Rad Power Bikes’ new CEO, Phil Molyneux, said the company has “made mistakes” surrounding safety and reliability but vows to do better in the future.
In a letter to customers, Molyneux said the e-bike company will have “a laser focus on safety and reliability” going forward in order to ensure its bikes are the best on the market. The letter appears to be a response to a recent recall of over 30,000 electric cargo bikes for misaligned tires, as well as several lawsuits related to the safety of its products.
“Since its inception, Rad Power Bikes has set both the pace and the standard for the ebike revolution. This road hasn’t always been easy and we’ve faced numerous challenges,” Molyneux writes. “As a young company, we recognize that we have made mistakes. Now we are dedicated to learning from them.”
Molyneux, a former Sony and Dyson executive, was Rad Power Bikes’ chief operating officer when Mike Radenbaugh, the founder and CEO, tapped him as his replacement. (Radenbaugh remains the chair of the board and a special advisor.)
It’s unarguably been a rough year for the company
It’s unarguably been a rough year for the company, which is the top seller of affordable e-bikes in the US. Coming down off the high of a boom in bike sales as a result of the covid pandemic, Rad Power seemed poised to grow its market share.
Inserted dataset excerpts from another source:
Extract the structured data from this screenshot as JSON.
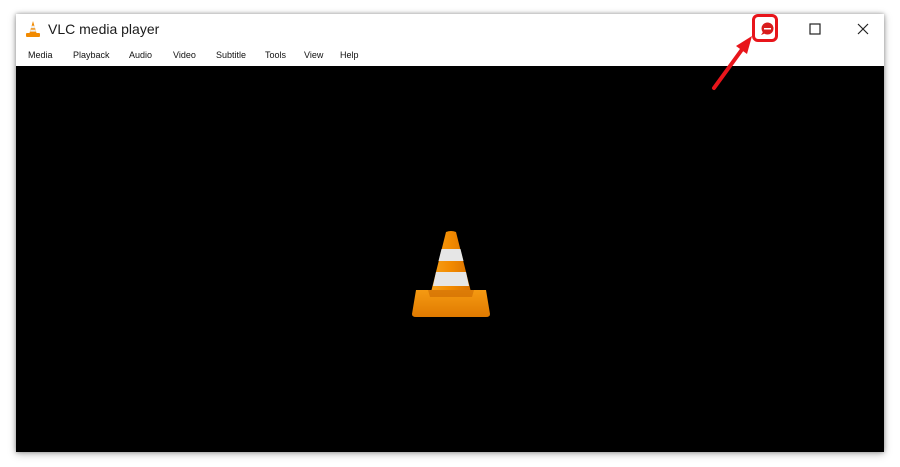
{
  "window": {
    "title": "VLC media player",
    "app_icon": "vlc-cone-icon",
    "controls": {
      "minimize_icon": "minimize-icon",
      "maximize_icon": "maximize-icon",
      "close_icon": "close-icon"
    }
  },
  "menu": {
    "items": [
      "Media",
      "Playback",
      "Audio",
      "Video",
      "Subtitle",
      "Tools",
      "View",
      "Help"
    ]
  },
  "video": {
    "placeholder_icon": "vlc-cone-icon"
  },
  "annotation": {
    "color": "#e8151b",
    "target": "minimize-button"
  },
  "colors": {
    "cone_orange": "#f28a00",
    "cone_stripe": "#e6e6e6",
    "video_background": "#000000"
  }
}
But instead, it found itself embroiled in one crisis after another.
The recall was the biggest blow to Rad Power’s reputation. The company said it had received 137 reports of tires blowing out, deflating, and separating from the sidewalls. Eight injuries were reported, including five incidents of “road rash, cuts and/or bruises and one report of a broken wrist and one report of a broken arm.”
Of the lawsuits filed, one involved an 11-year-old girl who was killed after falling off the back rack of a RadRunner utility bike. Insurance provider State Farm is also suing the company on behalf of a client for property damage after his Rad Power e-bike caught fire.
In an email under the subject “A New Era of Innovation, Sustainability and Safety,” Molyneux said the company will redouble its safety and quality assurance efforts in order to ensure each of its bikes is as safe and reliable as it can be.
“From the design phase, through component validation methods, to the ever-improving quality assurance activities within our factories, we are doubling down to ensure safer, more enjoyable rides,” he writes.
“We are doubling down to ensure safer, more enjoyable rides”
He also vowed to improve customer service and support through the introduction of a new online chat function and more self-service resources. As a direct-to-consumer brand, Rad Power Bikes lacks the vast network of dealers and repair technicians that legacy bike manufacturers often rely on.
But last year, the company laid off around 14 percent of its staff, including everyone from the mobile service division, which then shut down. Rad Power Bikes has opened its own brick-and-mortar retail and repair shops in a handful of cities and has said it aims to open more.
Molyneux doesn’t get into the specific “mistakes” in his letter, but he said he is determined to get the company back on the right track. “The culmination of these efforts represents the ‘New Rad,’” he writes, “one that combines the forward-thinking innovation of our early years with the knowledge and resources to make us more customer-focused than ever before.”
Update January 25th 5:16PM ET: The lawsuit against Rad Power Bikes involving the death of a young girl is still ongoing. An early version of this story incorrectly said the lawsuit was settled.